Description
This project is concerned with developing an object-oriented processor, but what does that actually mean?
An "object-oriented processor" must have the following generic properties, in order to qualify as such:
- However an "object" is constructed, the data and operations must be tightly-bound. That is to say, they exist and can be handled as a single entity.
- More than one object can exist on the system, as a whole, at any one time.
- Any object may have zero or more instances, where instances are independent in data and identical in functionality.
- One object can inherit data and operations from another object.
Ok, so far, so good. But this isn't how conventional processors work, at all. At least, not at this scale. Whilst it is certainly true that the distinction between software and hardware is largely superficial, that does not mean that producing high-level processors is practical or even a sensible approach. Plenty of "high-level" processors have been developed in the past, yet none survive. The most successful design, in terms of usability, has been the RISC architecture, which is as low-level as you can get.
This leads to the following specific design, for this project:
- Each processor core will hold one object class.
- Each instruction will hold one method (loaded in as microcode).
- Each Virtual Data Register will hold one stored variable.
- Each Virtual Address Register will hold a pair of values - the address of a given Virtual Data Register, and the address of the next instance's copy of that Virtual Address Register.
- Each Physical Address Register will hold an address of the Virtual Address Register of the first instance.
- "Virtual Registers" are held in on-board RAM, and constitute the only directly-reachable registers on the processor.
- There is no "stack" or "instruction register" on this processor. It is driven by external signals, and NOT by a fetch/execute cycle. All operations are atomic.
- "Inheritance" (the key to OO programming) is handled by message passing. The instruction is passed to the outermost processor, which decides if the instruction is to it or not. If not, the instruction is forwarded to the processor it "inherits" from. This continues until either the instruction is rejected at all levels, or it is accepted by a processor.
- An "inheritance" register contains the identifier of whatever processor this processor inherits from. Nothing is copied, or transferred, EXCEPT to mask on the "inheriting" processor those variables and instructions that it has inherited. Without unique identifiers, there would be no way to tell what a caller referred to.
- Networking is handled by a very simplified routable networking protocol. For the purposes of the theoretical description, it is irrelevant as to what this protocol is. However, something akin to IPv6 is envisaged.
- There is no need for "main memory", or other external components. Since the entire program and data space has now been loaded into a network of processors, there is nothing for a "main memory" to do. External connections to I/O devices is best done via a traditional PC emulating a processor on the network.
- Everything is event-driven, as has been mentioned. To run a program, you generate a signal on the network, which spawns other signals, and so on.
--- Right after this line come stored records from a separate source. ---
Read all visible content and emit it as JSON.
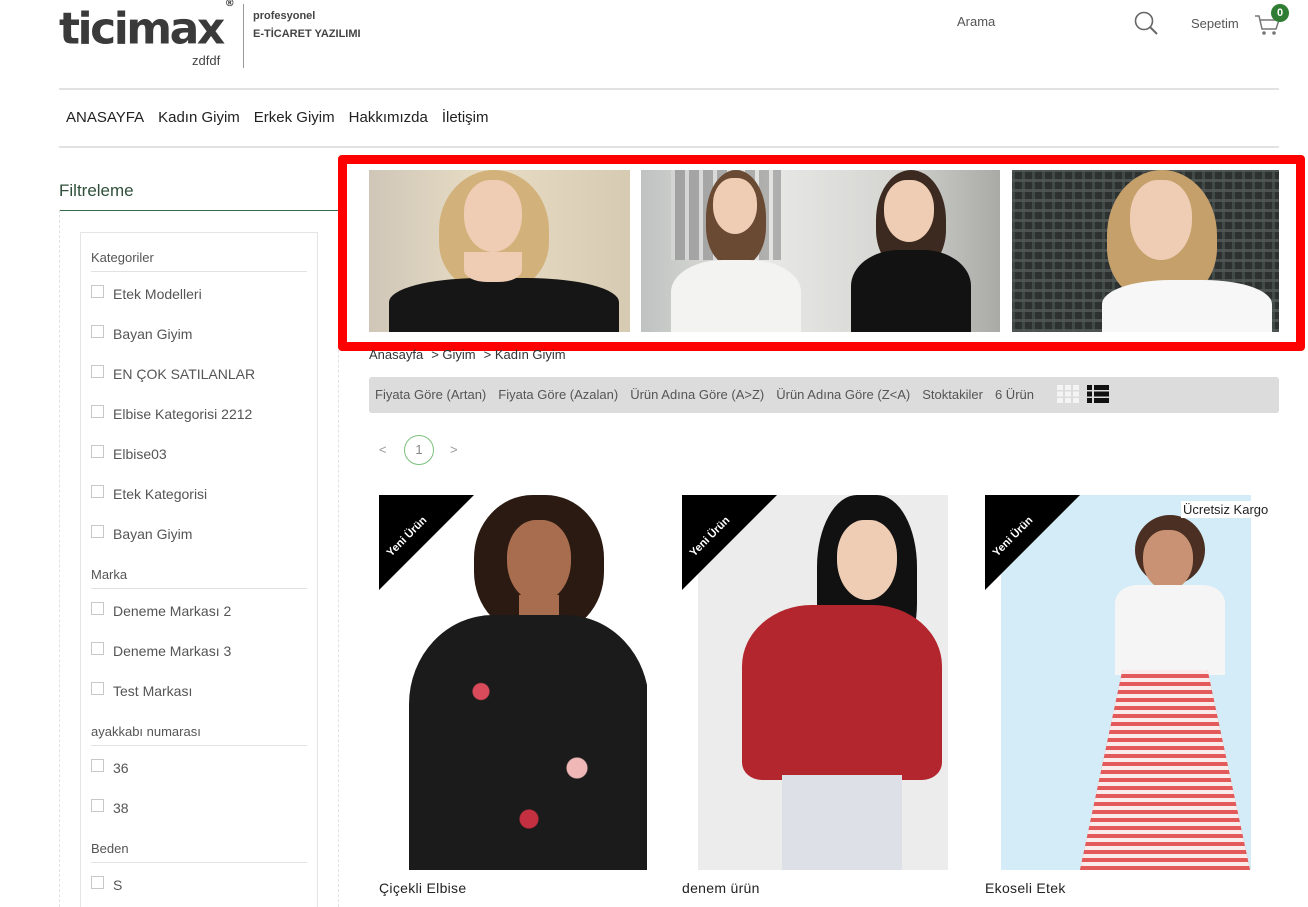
{
  "header": {
    "logo_text": "ticimax",
    "logo_mark": "®",
    "logo_subtitle": "zdfdf",
    "tagline_line1": "profesyonel",
    "tagline_line2": "E-TİCARET YAZILIMI",
    "search_label": "Arama",
    "cart_label": "Sepetim",
    "cart_count": "0"
  },
  "nav": {
    "items": [
      "ANASAYFA",
      "Kadın Giyim",
      "Erkek Giyim",
      "Hakkımızda",
      "İletişim"
    ]
  },
  "filters": {
    "title": "Filtreleme",
    "groups": [
      {
        "title": "Kategoriler",
        "options": [
          "Etek Modelleri",
          "Bayan Giyim",
          "EN ÇOK SATILANLAR",
          "Elbise Kategorisi 2212",
          "Elbise03",
          "Etek Kategorisi",
          "Bayan Giyim"
        ]
      },
      {
        "title": "Marka",
        "options": [
          "Deneme Markası 2",
          "Deneme Markası 3",
          "Test Markası"
        ]
      },
      {
        "title": "ayakkabı numarası",
        "options": [
          "36",
          "38"
        ]
      },
      {
        "title": "Beden",
        "options": [
          "S"
        ]
      }
    ]
  },
  "breadcrumb": [
    "Anasayfa",
    "> Giyim",
    "> Kadın Giyim"
  ],
  "sort": {
    "options": [
      "Fiyata Göre (Artan)",
      "Fiyata Göre (Azalan)",
      "Ürün Adına Göre (A>Z)",
      "Ürün Adına Göre (Z<A)",
      "Stoktakiler"
    ],
    "count": "6 Ürün"
  },
  "pagination": {
    "prev": "<",
    "current": "1",
    "next": ">"
  },
  "products": [
    {
      "name": "Çiçekli Elbise",
      "badge": "Yeni Ürün"
    },
    {
      "name": "denem ürün",
      "badge": "Yeni Ürün"
    },
    {
      "name": "Ekoseli Etek",
      "badge": "Yeni Ürün",
      "tag": "Ücretsiz Kargo"
    }
  ]
}
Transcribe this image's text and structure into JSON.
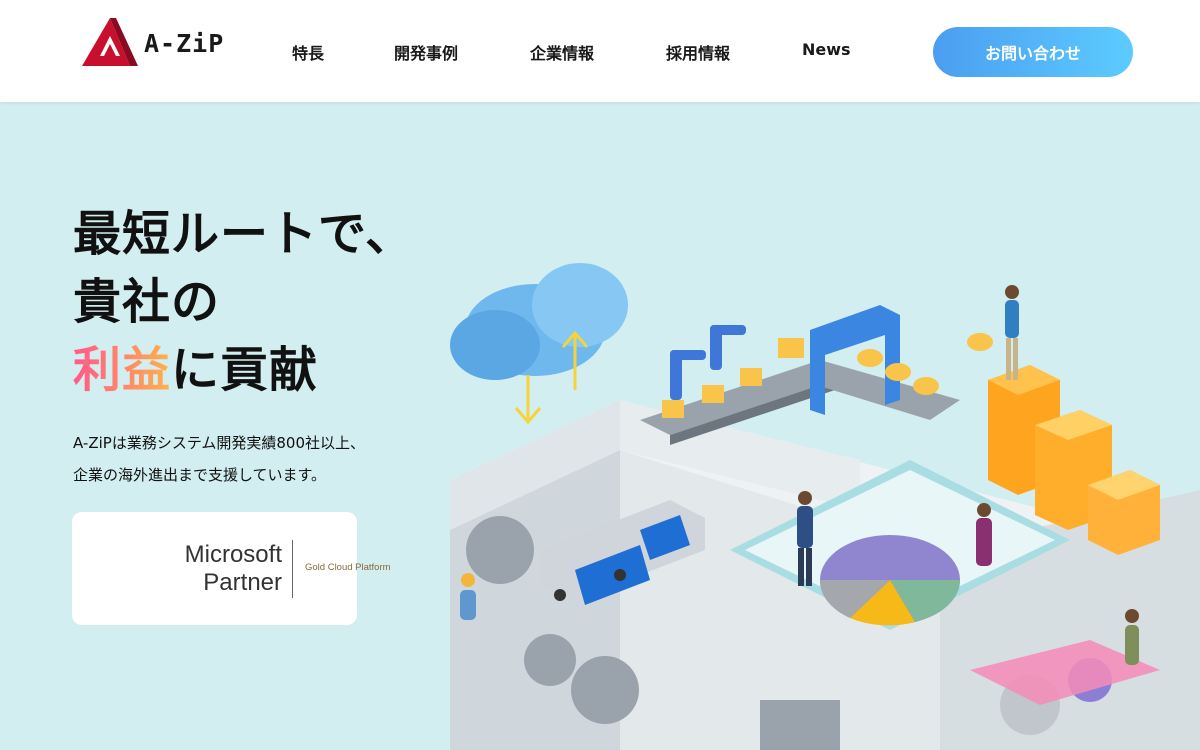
{
  "header": {
    "logo_text": "A-ZiP",
    "nav": [
      {
        "label": "特長"
      },
      {
        "label": "開発事例"
      },
      {
        "label": "企業情報"
      },
      {
        "label": "採用情報"
      },
      {
        "label": "News"
      }
    ],
    "contact_label": "お問い合わせ"
  },
  "hero": {
    "headline_line1": "最短ルートで、",
    "headline_line2": "貴社の",
    "headline_highlight": "利益",
    "headline_line3_rest": "に貢献",
    "desc_line1": "A-ZiPは業務システム開発実績800社以上、",
    "desc_line2": "企業の海外進出まで支援しています。"
  },
  "partner_badge": {
    "line1": "Microsoft",
    "line2": "Partner",
    "tier": "Gold Cloud Platform"
  },
  "colors": {
    "background": "#d3eef0",
    "accent_blue": "#4b9ef0",
    "logo_red": "#c8102e",
    "highlight_pink": "#ff5a8a",
    "highlight_orange": "#ffb14a"
  }
}
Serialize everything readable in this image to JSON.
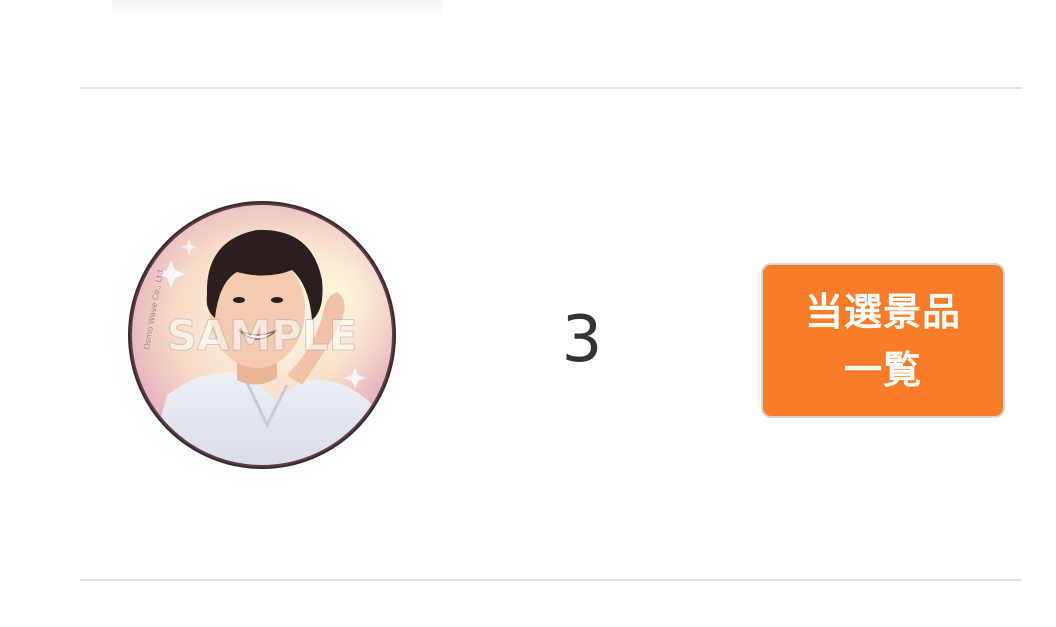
{
  "item": {
    "image_label": "can-badge-sample",
    "watermark": "SAMPLE",
    "copyright": "Osmo Wave Co., Ltd.",
    "count": "3",
    "button_line1": "当選景品",
    "button_line2": "一覧"
  },
  "colors": {
    "button_bg": "#f97d28",
    "button_text": "#ffffff",
    "count_text": "#333333",
    "divider": "#e4e4e4"
  }
}
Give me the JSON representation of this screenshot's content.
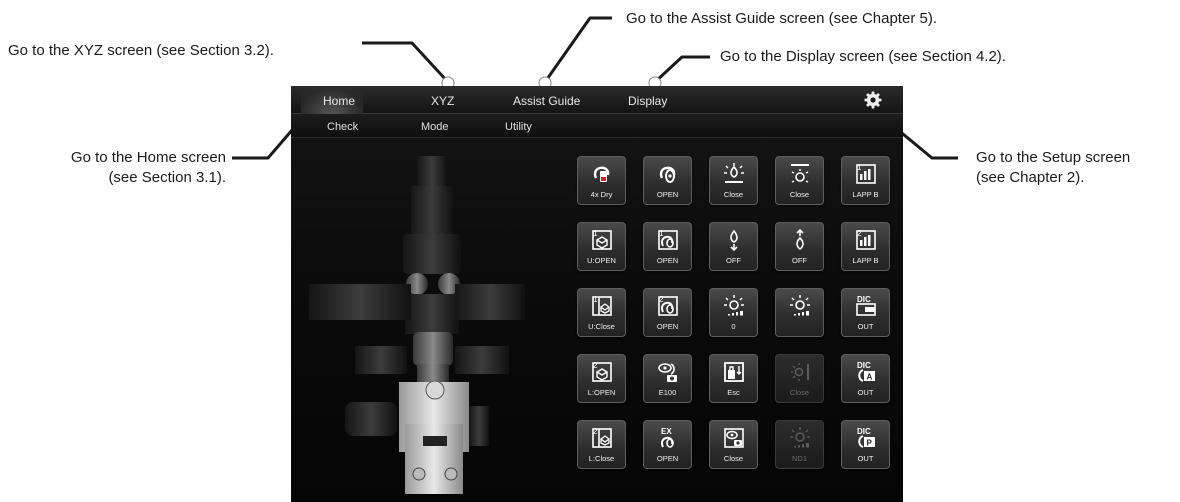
{
  "callouts": {
    "assist": "Go to the Assist Guide screen (see Chapter 5).",
    "xyz": "Go to the XYZ screen (see Section 3.2).",
    "display": "Go to the Display screen (see Section 4.2).",
    "home_line1": "Go to the Home screen",
    "home_line2": "(see Section 3.1).",
    "setup_line1": "Go to the Setup screen",
    "setup_line2": "(see Chapter 2)."
  },
  "tabs": [
    "Home",
    "XYZ",
    "Assist Guide",
    "Display"
  ],
  "active_tab": "Home",
  "subtabs": [
    "Check",
    "Mode",
    "Utility"
  ],
  "settings_icon": "gear-icon",
  "buttons": [
    [
      {
        "icon": "objective-dry-icon",
        "label": "4x Dry",
        "enabled": true
      },
      {
        "icon": "shutter-icon",
        "label": "OPEN",
        "enabled": true
      },
      {
        "icon": "lamp-shutter-icon",
        "label": "Close",
        "enabled": true
      },
      {
        "icon": "lamp-shutter-icon",
        "label": "Close",
        "enabled": true
      },
      {
        "icon": "lapp-port-1-icon",
        "label": "LAPP B",
        "enabled": true
      }
    ],
    [
      {
        "icon": "cube-1-icon",
        "label": "U:OPEN",
        "enabled": true
      },
      {
        "icon": "shutter-1-icon",
        "label": "OPEN",
        "enabled": true
      },
      {
        "icon": "focus-down-icon",
        "label": "OFF",
        "enabled": true
      },
      {
        "icon": "focus-up-icon",
        "label": "OFF",
        "enabled": true
      },
      {
        "icon": "lapp-port-2-icon",
        "label": "LAPP B",
        "enabled": true
      }
    ],
    [
      {
        "icon": "cube-close-1-icon",
        "label": "U:Close",
        "enabled": true
      },
      {
        "icon": "shutter-2-icon",
        "label": "OPEN",
        "enabled": true
      },
      {
        "icon": "nd-filter-icon",
        "label": "0",
        "enabled": true
      },
      {
        "icon": "nd-filter-icon",
        "label": "",
        "enabled": true
      },
      {
        "icon": "dic-slider-icon",
        "label": "OUT",
        "enabled": true
      }
    ],
    [
      {
        "icon": "cube-2-icon",
        "label": "L:OPEN",
        "enabled": true
      },
      {
        "icon": "camera-port-icon",
        "label": "E100",
        "enabled": true
      },
      {
        "icon": "escape-icon",
        "label": "Esc",
        "enabled": true
      },
      {
        "icon": "epi-shutter-icon",
        "label": "Close",
        "enabled": false
      },
      {
        "icon": "dic-analyzer-icon",
        "label": "OUT",
        "enabled": true
      }
    ],
    [
      {
        "icon": "cube-close-2-icon",
        "label": "L:Close",
        "enabled": true
      },
      {
        "icon": "ex-shutter-icon",
        "label": "OPEN",
        "enabled": true
      },
      {
        "icon": "camera-close-icon",
        "label": "Close",
        "enabled": true
      },
      {
        "icon": "nd-lamp-icon",
        "label": "ND1",
        "enabled": false
      },
      {
        "icon": "dic-polarizer-icon",
        "label": "OUT",
        "enabled": true
      }
    ]
  ]
}
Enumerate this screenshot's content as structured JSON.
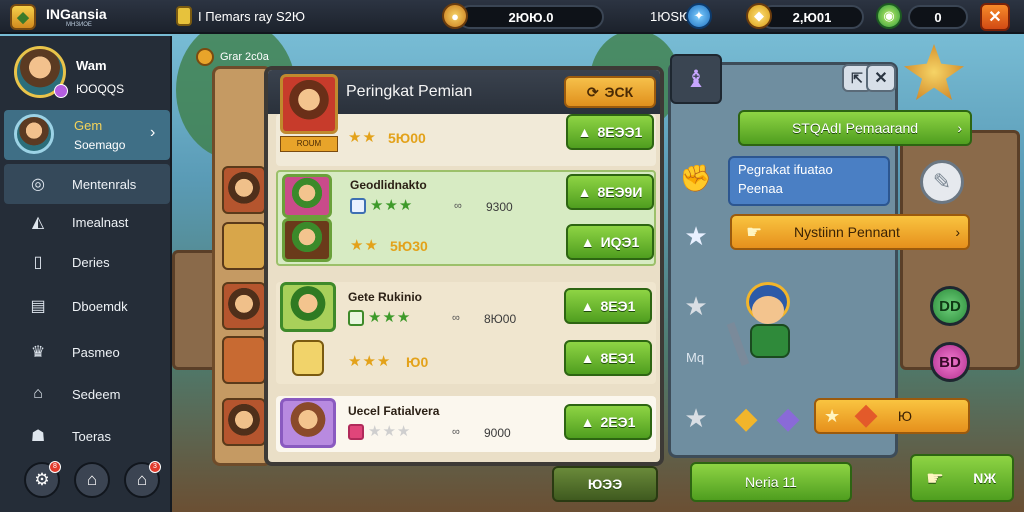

Because of this, processors are pictured as monitoring for signals of interest to them, rather than pulling out of some central store the instructions necessary.
- This design element intentionally left blank
- Because everything is event-driven, a processor may receive more than one instruction at the same time, over different network connections. (It's pictured that something similar to the Transputer, where four connections are available, would be used.)
- The way this would be handled is for instructions to be pushed onto a queue. These instructions would be filtered via the microcode, and pushed onto further queues.
- The underlying hardware would pluck the data off the relevent queues as and when it became free to do so. In consequence, the processor could genuinely multi-task, for any tasks not involving the same low-level hardware.
- Where resources do not exist to execute two instructions in parallel, one is executed and the other shall be left on the queue until processor capacity becomes available.
- This low-level structure of, effectively, one-instruction processors, gives you a set-up whereby a synchronous design would make no sense. Each "processor" needs to handle it's own timings, and the outer processor, therefore, will have no real timings at all. Instructions may be executed in order, or not in order, depending on what hardware is required and how long that instruction takes to execute.
- Each "one instruction processor" has two built-in queues - one for incoming data, one for outcoming data. Each queue entry contains the raw data, plus the tags for the instance & method which generated it, so that the out-data can be sent to the right place. By using queues, you avoid the problems of using the same hardware for two different tasks at the same time, without having to rely on locks.
- Once the method has been completed, a network "packet" is generated, containing the data to be sent, plus the destination. The destination may or may not be the same as the original caller.
- Since the network protocol is pictured as being similar to IPv6, it can also be pictured as being capable of multicasting. Thus, a call may be to more than one processor, as may a response. (The two are effectively the same, anyway!)
- Each "object-level" processor will be minimalistic, containing ONLY the basic elements necessary to execute the most common parts of the microcode for a given method. Everything else is farmed out, using the inheritance mechanism. The idea behind this is to ensure that most of the computing elements in the system are used most of the time, with minimal redundancy.
- This is the complete opposite of a lot of modern designs, where speed is gained by having a large amount of redundancy. At first, cutting out the duplication would seem to slow things down, as there is a lot more communication involved. This would be true, if many methods wished to access the same computing elements at the same time. However, it is anticipated that this will NOT be the case, simply because different methods generally do different things. Given that, the communications overhead should not be excessive. This would have to be verified by direct measurement, though.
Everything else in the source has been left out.